Friday, May 12, 2017

Campaign History, Legends and Mythology

One thing I always liked about the old Al-Qadim campaign setting for D&D was that many of the supplements contained stories that were part of the setting's tradition, ones that helped explain certain aspects of the world or that set up a particular adventure. Inspired by that idea, I'm trying my hand at developing a mythological background for a space fantasy campaign setting. With that in mind, here's one such story.

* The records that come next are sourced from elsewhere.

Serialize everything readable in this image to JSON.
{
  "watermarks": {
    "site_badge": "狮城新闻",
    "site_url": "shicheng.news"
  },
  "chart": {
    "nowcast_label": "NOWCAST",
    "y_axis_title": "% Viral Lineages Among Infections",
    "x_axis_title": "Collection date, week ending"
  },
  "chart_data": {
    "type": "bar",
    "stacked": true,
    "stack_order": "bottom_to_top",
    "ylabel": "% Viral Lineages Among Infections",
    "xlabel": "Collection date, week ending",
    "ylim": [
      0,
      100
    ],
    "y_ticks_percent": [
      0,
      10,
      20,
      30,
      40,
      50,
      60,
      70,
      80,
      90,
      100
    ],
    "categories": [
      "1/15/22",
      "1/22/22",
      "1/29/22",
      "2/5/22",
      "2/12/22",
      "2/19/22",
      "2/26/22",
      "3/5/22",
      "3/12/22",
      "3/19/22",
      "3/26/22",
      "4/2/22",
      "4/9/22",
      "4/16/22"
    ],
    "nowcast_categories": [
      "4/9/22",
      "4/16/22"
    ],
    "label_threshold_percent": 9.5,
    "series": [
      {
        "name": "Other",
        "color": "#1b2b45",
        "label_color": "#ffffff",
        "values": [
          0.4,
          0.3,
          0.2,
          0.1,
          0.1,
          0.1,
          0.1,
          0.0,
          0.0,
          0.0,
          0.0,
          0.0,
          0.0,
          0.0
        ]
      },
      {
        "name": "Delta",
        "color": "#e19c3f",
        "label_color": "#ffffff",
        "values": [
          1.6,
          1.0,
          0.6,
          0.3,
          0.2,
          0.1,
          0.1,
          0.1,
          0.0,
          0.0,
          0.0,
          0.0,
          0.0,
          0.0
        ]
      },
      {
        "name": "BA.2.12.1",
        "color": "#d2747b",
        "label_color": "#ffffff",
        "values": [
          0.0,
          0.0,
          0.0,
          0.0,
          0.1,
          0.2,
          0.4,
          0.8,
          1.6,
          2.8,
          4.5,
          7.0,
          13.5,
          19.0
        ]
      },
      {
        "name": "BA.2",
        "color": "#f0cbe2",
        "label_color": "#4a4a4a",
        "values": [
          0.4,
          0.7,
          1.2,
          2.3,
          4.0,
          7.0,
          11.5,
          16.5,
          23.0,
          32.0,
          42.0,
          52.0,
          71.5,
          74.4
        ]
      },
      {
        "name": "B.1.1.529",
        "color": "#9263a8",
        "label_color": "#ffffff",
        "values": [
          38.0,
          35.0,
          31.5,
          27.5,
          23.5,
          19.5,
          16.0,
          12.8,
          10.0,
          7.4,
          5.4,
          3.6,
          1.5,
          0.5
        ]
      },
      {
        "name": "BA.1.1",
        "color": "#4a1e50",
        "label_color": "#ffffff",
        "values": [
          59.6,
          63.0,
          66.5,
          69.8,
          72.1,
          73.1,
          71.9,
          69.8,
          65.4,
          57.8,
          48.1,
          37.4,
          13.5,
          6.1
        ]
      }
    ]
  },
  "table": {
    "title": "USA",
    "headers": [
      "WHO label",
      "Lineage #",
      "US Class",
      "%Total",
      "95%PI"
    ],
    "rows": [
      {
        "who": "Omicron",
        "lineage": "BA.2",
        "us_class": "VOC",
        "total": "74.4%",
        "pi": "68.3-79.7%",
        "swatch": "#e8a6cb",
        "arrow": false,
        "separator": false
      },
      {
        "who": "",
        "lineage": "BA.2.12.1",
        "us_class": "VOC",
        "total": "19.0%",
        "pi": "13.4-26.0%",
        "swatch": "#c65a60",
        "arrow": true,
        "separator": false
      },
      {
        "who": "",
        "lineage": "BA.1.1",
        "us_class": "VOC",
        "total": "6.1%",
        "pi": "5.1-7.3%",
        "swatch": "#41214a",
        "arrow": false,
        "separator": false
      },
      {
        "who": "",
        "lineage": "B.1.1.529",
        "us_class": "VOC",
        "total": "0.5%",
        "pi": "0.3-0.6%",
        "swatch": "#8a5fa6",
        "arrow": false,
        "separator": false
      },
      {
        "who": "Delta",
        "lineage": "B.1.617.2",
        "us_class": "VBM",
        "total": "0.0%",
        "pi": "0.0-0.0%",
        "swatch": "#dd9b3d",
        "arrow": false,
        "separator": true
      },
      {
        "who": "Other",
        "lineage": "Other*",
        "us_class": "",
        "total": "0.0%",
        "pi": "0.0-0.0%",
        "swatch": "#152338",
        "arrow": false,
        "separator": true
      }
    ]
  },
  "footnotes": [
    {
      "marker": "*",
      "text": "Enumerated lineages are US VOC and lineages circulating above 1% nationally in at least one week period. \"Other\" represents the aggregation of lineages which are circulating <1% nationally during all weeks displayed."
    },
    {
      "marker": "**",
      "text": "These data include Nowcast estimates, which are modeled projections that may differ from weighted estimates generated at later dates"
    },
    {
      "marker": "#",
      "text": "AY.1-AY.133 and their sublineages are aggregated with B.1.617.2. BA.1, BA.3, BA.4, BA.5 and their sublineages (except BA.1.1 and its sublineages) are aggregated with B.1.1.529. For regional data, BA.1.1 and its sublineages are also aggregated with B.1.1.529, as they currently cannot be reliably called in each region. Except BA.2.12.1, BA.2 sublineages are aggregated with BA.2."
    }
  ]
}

Campaign History, Legends and Mythology
This article explores ideas for developing the large-scale, cosmological background for an RPG campaign. Consider, for example, this story from the Sol System; it takes a mythological perspective, and tries to explain the dichotomy of good and evil in a way that provides a genesis story and incorporates the deities inspired by observation of the natural world, along with two taken from real Earth history.

The Tale of Ptah, Sol, Gaea, Lamashtu and the Void
“Once, when the Universe was new, Ptah looked out and decided to start filling it with living beings. To do that, he set out to create two beings, one male and one female. What Ptah did not expect is that each creation actually produced two beings, twins. The male progeny were Sol, who would inhabit the Sun, and the entity known as the Void. The female offspring were Gaea, the Earth Mother, and Lamashtu, Mother of Monsters. Whereas the prior manifested the Earth's potential to provide for all of its children in abundance, the latter embodied the wild nature of living things, survival of the fittest, and thus an evil outlook on life.

“Recognizing the danger that his two unintended offspring represented, Ptah made a difficult decision. He created a star for Sol, so that this deity could be a shining beacon of virtue in the Universe, and also made a planet for Gaea to inhabit. Through the interaction of the two deities, the Earth came to be populated with all manner of plants, animals and other living things. Even so, the situation was not an idyllic one. While the Void absconded to the farthest, darkest reaches of Space, Lamashtu was jealous of her sister and thus took up residence on Earth. There she began to spawn offspring of her own, including many of the monsters that now exist, corrupted versions of the ones that Gaea and Sol created.

“This, then, is the origin of good and evil in the Universe, and thus the source of all conflicts that have plagued Homeworld—along with the rest of the galaxy—since time immemorial.”

Refer to page 43 of the Pathfinder core rulebook to find details about Lamashtu and her domains for clerics.

The Elven Addendum
The elves, of course, maintain an alternate version of this story, one that supports their worship of the goddess Luna.

The Origin of Luna
“What many humans forget is that the Creator had three female offspring, not two. The third was Luna, who embodied qualities of both Sol and Gaea. For that reason she was given dominion over the moon, a dwelling that illuminates the night sky in the same way as the sun, and that is a companion for the Earth in dark times. She provides light for those who travel in the night, those who explore the Earth but choose to do so without submitting themselves to the dominion of the sun.”

This belief among the elves sometimes creates conflict between them and the priesthood of Sol, since they do not believe that the sun god is the source of all illumination in the universe. Followers of Sol, for their part, maintain that Luna only reflects the sun god's light, and that she does not create illumination of her own.